The cancer is most prevalent among people between 65 and 74, an age group with patients who may not tolerate intensive treatments, such as stem cell transplants. In 2018, the Food and Drug Administration granted accelerated approval for venetoclax in combination with existing standard of care medications for people 75 and older or who have comorbidities that preclude the use of intensive induction chemotherapies. However, the majority of patients who initially respond to the combination develop resistance within 18 months, and one-third of newly diagnosed patients fail to achieve complete remission, according to a 2020 study published in The New England Journal of Medicine.

Failure of venetoclax in combination with the hypomethylating agents, azacytidine and decitabine, results in highly aggressive refractory AML with a median overall survival of just 2.4 months, according to data published 2021 in Haematologica. Importantly, NC525 kills AML cells that are resistant to the venetoclax combination.

“LAIR1 agonistic antibody, NC525 killed leukemia cells resistant to venetoclax/hypomethylating agents in patient-derived xenografts.
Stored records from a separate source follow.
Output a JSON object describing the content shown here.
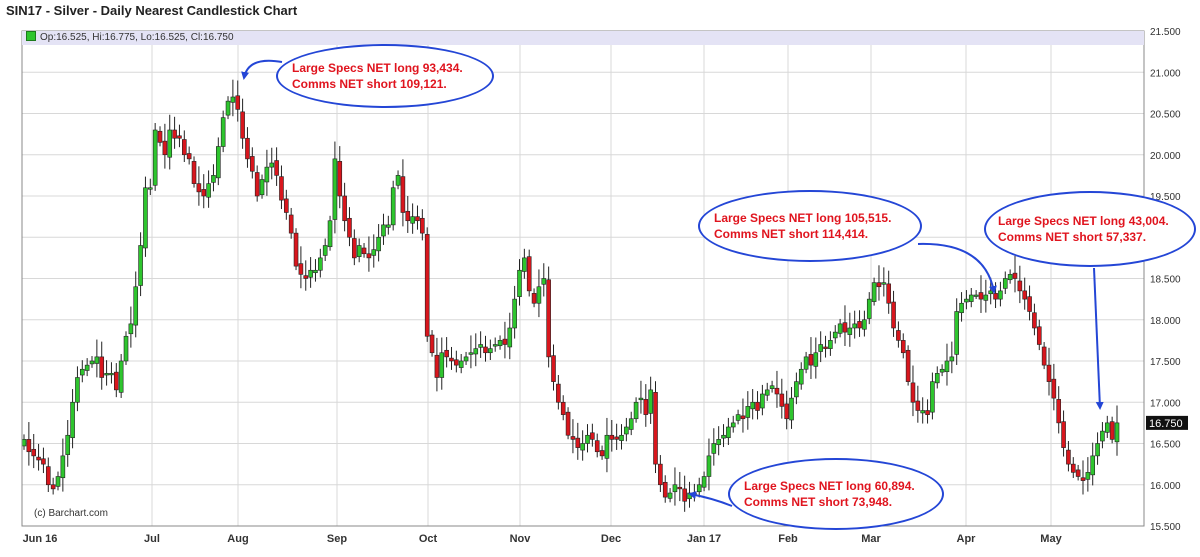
{
  "title": "SIN17 - Silver - Daily Nearest Candlestick Chart",
  "info_bar": {
    "open": "Op:16.525",
    "high": "Hi:16.775",
    "low": "Lo:16.525",
    "close": "Cl:16.750"
  },
  "copyright": "(c) Barchart.com",
  "last_price_label": "16.750",
  "colors": {
    "up": "#2ec52e",
    "down": "#d8161d",
    "callout_border": "#2446d6",
    "callout_text": "#e0141e",
    "last_price_bg": "#111111",
    "grid": "#d8d8d8"
  },
  "callouts": [
    {
      "line1": "Large Specs NET long 93,434.",
      "line2": "Comms NET short 109,121."
    },
    {
      "line1": "Large Specs NET long 105,515.",
      "line2": "Comms NET short 114,414."
    },
    {
      "line1": "Large Specs NET long 43,004.",
      "line2": "Comms NET short 57,337."
    },
    {
      "line1": "Large Specs NET long 60,894.",
      "line2": "Comms NET short 73,948."
    }
  ],
  "chart_data": {
    "type": "candlestick",
    "y_axis_side": "right",
    "ylim": [
      15.5,
      21.5
    ],
    "y_ticks": [
      "15.500",
      "16.000",
      "16.500",
      "17.000",
      "17.500",
      "18.000",
      "18.500",
      "19.000",
      "19.500",
      "20.000",
      "20.500",
      "21.000",
      "21.500"
    ],
    "x_ticks": [
      "Jun 16",
      "Jul",
      "Aug",
      "Sep",
      "Oct",
      "Nov",
      "Dec",
      "Jan 17",
      "Feb",
      "Mar",
      "Apr",
      "May"
    ],
    "grid": true,
    "closes": [
      16.55,
      16.4,
      16.35,
      16.3,
      16.25,
      16.0,
      15.95,
      16.1,
      16.35,
      16.6,
      17.0,
      17.3,
      17.4,
      17.45,
      17.5,
      17.55,
      17.3,
      17.35,
      17.35,
      17.15,
      17.5,
      17.8,
      17.95,
      18.4,
      18.9,
      19.6,
      19.6,
      20.3,
      20.15,
      20.0,
      20.3,
      20.2,
      20.2,
      20.0,
      19.95,
      19.65,
      19.55,
      19.5,
      19.65,
      19.75,
      20.1,
      20.45,
      20.65,
      20.7,
      20.55,
      20.2,
      19.95,
      19.8,
      19.5,
      19.7,
      19.85,
      19.9,
      19.75,
      19.45,
      19.3,
      19.05,
      18.65,
      18.55,
      18.5,
      18.6,
      18.6,
      18.75,
      18.9,
      19.2,
      19.95,
      19.5,
      19.2,
      19.0,
      18.75,
      18.9,
      18.8,
      18.75,
      18.85,
      19.0,
      19.15,
      19.15,
      19.6,
      19.75,
      19.3,
      19.2,
      19.25,
      19.2,
      19.05,
      17.8,
      17.6,
      17.3,
      17.6,
      17.55,
      17.5,
      17.45,
      17.5,
      17.55,
      17.6,
      17.65,
      17.7,
      17.6,
      17.65,
      17.7,
      17.75,
      17.7,
      17.9,
      18.25,
      18.6,
      18.75,
      18.35,
      18.2,
      18.4,
      18.5,
      17.55,
      17.25,
      17.0,
      16.85,
      16.6,
      16.55,
      16.45,
      16.5,
      16.6,
      16.55,
      16.4,
      16.35,
      16.6,
      16.55,
      16.55,
      16.6,
      16.7,
      16.8,
      17.0,
      17.05,
      16.85,
      17.15,
      16.25,
      16.0,
      15.85,
      15.9,
      16.0,
      15.95,
      15.8,
      15.9,
      15.9,
      16.0,
      16.1,
      16.35,
      16.5,
      16.55,
      16.6,
      16.7,
      16.75,
      16.85,
      16.8,
      16.95,
      17.0,
      16.9,
      17.1,
      17.15,
      17.2,
      17.1,
      16.95,
      16.8,
      17.05,
      17.25,
      17.4,
      17.55,
      17.45,
      17.6,
      17.7,
      17.65,
      17.75,
      17.85,
      17.95,
      17.85,
      17.9,
      17.95,
      17.9,
      18.0,
      18.25,
      18.45,
      18.4,
      18.45,
      18.2,
      17.9,
      17.75,
      17.6,
      17.25,
      17.0,
      16.9,
      16.9,
      16.85,
      17.25,
      17.35,
      17.4,
      17.5,
      17.55,
      18.1,
      18.2,
      18.25,
      18.3,
      18.3,
      18.25,
      18.3,
      18.35,
      18.25,
      18.35,
      18.5,
      18.55,
      18.5,
      18.35,
      18.25,
      18.1,
      17.9,
      17.7,
      17.45,
      17.25,
      17.05,
      16.75,
      16.45,
      16.25,
      16.15,
      16.1,
      16.05,
      16.15,
      16.35,
      16.5,
      16.65,
      16.75,
      16.55,
      16.75
    ]
  }
}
We hope this could be one of the most effective salvage therapies in relapsed/refractory AML patients,” Kim said.

NC525 could be a possible therapy for AML in conjunction with a venetoclax combination or as a stand-alone treatment for patients who can’t tolerate the venetoclax combination, the researchers said in the study.

“VEN-based (venetoclax) therapies, like currently available and experimental therapies, are associated with significant severe cytopenias that drive serious and fatal complications, such as neutropenic fever, sepsis, fungal infections and bleeding,” the study stated. “This study shows that NC525 may provide an effective therapeutic intervention in AML with minimal effects on healthy hematopoietic cells or leukocytes. Therapeutically, the effective removal of LSCs (leukemic stem cells) and leukemia-initiating cells may prevent relapses that are extremely common with currently available AML therapies.”

A phase 1 clinical study for patients with relapsed or refractory AML began in February 2023 to determine the safety and tolerability of NC525 that will also assess the clinical benefit in participants with advanced myeloid neoplasms.

The other senior author of the NC525 study published in The Journal of Clinical Investigation is Dallas Flies, PhD. The co-first authors are Rustin Lovewell, PhD, and Junshik Hong MD, PhD. Vanderbilt authors who contributed to the study are Carly Fiedler, MS, Qianni Hu, PhD, Kwang Woon Kim, PhD, Haley Ramsey, PhD, Agnleszka Gorska, MSc, Londa Fuller, Emily Mason, MD, PhD, and Michael Savona, MD.

This work was supported by a grant from the Edward P. Evans Foundation, a Conquer Cancer Foundation of ASCO Career Development Grant (CSDG-18-198-01), an Institutional Research Grant (19-139-59) from the American Cancer Society, the Vanderbilt Center for Immunobiology, Vanderbilt-Ingram Cancer Center, a Cancer Center Support Grant (P30CA068485), Translational Pathology Shared Resource (P30CA068485), Shared Instrumentation Grant (S10 OD023475-O1A1), and the Cooperative Center of Excellence in Hematology (U54DK106829).